Think getting a reporter “embedded” with a Chicago street gang.

“What we’re doing is not the same as a traditional revenue-based cable network,” she says. “Our mission is different. We spend a lot of time talking about what we want our themes to be, what we want the pieces to be about — we don’t spend time thinking how can we do this the cheapest way possible.”

Don’t look for coverage of Kim Kardashian, or courthouse camp-outs during high-profile trials. Instead of following the lead of Fox News, MSNBC and CNN — which have played up crime coverage and punditry to increase ratings — Al Jazeera sees itself more as the NPR of the tube.

On TV, eyeballs mean dollars, but Al Jazeera says it doesn’t care about either, at least for now. Execs insist that methodical reporting and detailed pieces will win viewers and, in time, advertisers. In fact, the network is only dedicating six minutes per hour to commercials, while most news channels allot 15 minutes for ads. (Al Jazeera America CEO Ehab Al Shihabi insists this isn’t a sign the network can’t sell spots, claiming instead that he just wants to air more news.)

That’s the luxury of being owned by big oil — Al Jazeera was financed by the former emir of Qatar, Sheikh Hamad bin Khalifa — rather than a media conglomerate.

Not that being based in the Middle East hasn’t been a hurdle. The Qatar-based broadcaster has long tried to break into the American market but was repeatedly shut out by large cable distributors like Time Warner and Cablevision due to the reputation it earned for airing videos from Al Qaeda terrorists including Osama Bin Laden.

It managed to reach European audiences when it created Al Jazeera English seven years ago as a satellite channel, but U.S. distributors balked.

So when network executives had a chance to snatch up Al Gore’s Current TV last winter for a mere $500 million, they jumped — bringing a news brand that won global praise for its balanced, in-depth coverage of the Arab Spring to American living rooms.

“I think it’s a fantastic opportunity to do great storytelling around serious journalism,” says O’Brien, the tough-as-nails former CNN star who left the Atlanta-based network less than a year ago.

O’Brien, who will work as a correspondent for “America Tonight,” is actually an independent producer. She still sells documentaries to CNN and also appears on HBO’s “Real Sports.”

Among her first projects for Al Jazeera America will be an investigative piece on what happened to the money that was raised to help Haiti following its catastrophic 2010 earthquake.

“But we’ll also have a look at what has been successful in the years that have gone by since the earthquake,” she says.

Another topic for her Al Jazeera debut will be “a look at the quality of public education — depending on what your zip code is,” she says.

“I like that I’m able to take a look at these kind of issues in really deep journalistic ways that I might not have elsewhere,” she says. “They’re going to be well-told stories that focus on human beings and their struggle.”

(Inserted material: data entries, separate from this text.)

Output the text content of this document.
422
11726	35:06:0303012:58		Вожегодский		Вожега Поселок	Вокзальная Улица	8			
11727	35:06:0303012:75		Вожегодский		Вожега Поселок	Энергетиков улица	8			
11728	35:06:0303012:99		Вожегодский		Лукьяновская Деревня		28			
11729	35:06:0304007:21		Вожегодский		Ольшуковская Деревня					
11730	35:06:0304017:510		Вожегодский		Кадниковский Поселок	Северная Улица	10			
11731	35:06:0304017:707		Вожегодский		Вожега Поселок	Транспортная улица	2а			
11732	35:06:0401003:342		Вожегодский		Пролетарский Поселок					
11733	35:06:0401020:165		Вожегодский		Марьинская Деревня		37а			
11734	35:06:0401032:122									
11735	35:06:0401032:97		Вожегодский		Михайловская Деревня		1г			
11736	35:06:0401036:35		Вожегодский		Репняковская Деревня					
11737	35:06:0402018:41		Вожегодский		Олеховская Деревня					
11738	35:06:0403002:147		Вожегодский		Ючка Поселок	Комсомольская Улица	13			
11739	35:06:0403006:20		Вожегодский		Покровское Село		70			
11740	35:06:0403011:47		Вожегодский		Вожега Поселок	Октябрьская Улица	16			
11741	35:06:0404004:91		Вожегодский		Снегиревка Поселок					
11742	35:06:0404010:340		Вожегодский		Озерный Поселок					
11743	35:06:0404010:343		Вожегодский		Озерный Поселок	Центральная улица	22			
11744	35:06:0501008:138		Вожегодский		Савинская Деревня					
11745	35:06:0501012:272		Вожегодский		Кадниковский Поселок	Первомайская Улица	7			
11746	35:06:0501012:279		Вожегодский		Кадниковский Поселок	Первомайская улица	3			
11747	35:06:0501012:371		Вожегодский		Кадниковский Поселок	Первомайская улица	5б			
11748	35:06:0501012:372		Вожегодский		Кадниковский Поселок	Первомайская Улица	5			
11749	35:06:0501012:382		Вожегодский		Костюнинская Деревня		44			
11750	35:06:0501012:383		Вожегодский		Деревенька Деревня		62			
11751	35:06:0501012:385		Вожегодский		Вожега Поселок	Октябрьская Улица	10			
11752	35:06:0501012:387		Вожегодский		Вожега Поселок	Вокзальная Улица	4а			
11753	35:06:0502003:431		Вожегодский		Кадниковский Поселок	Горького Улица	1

Chen says she was immediately interested in Al Jazeera when she saw that its code of ethics included statements like “we seek not to sensationalize” and “we want to approach journalism in a fact-based way.”

“I had never seen that before — and that doesn’t mean that other news organizations don’t have the same sentiment somewhere in their hearts, but this is something Al Jazeera America is wearing on its sleeve.”

And she thinks American viewers are ready for it.

“How many times do you talk to people and hear them say, ‘I don’t watch U.S. news anymore because it’s the same stuff, same reporting, same sensationalized stories,’” Chen says.

“We’re going to focus on telling the stories that have not been told and finding the voices that have not been heard from.”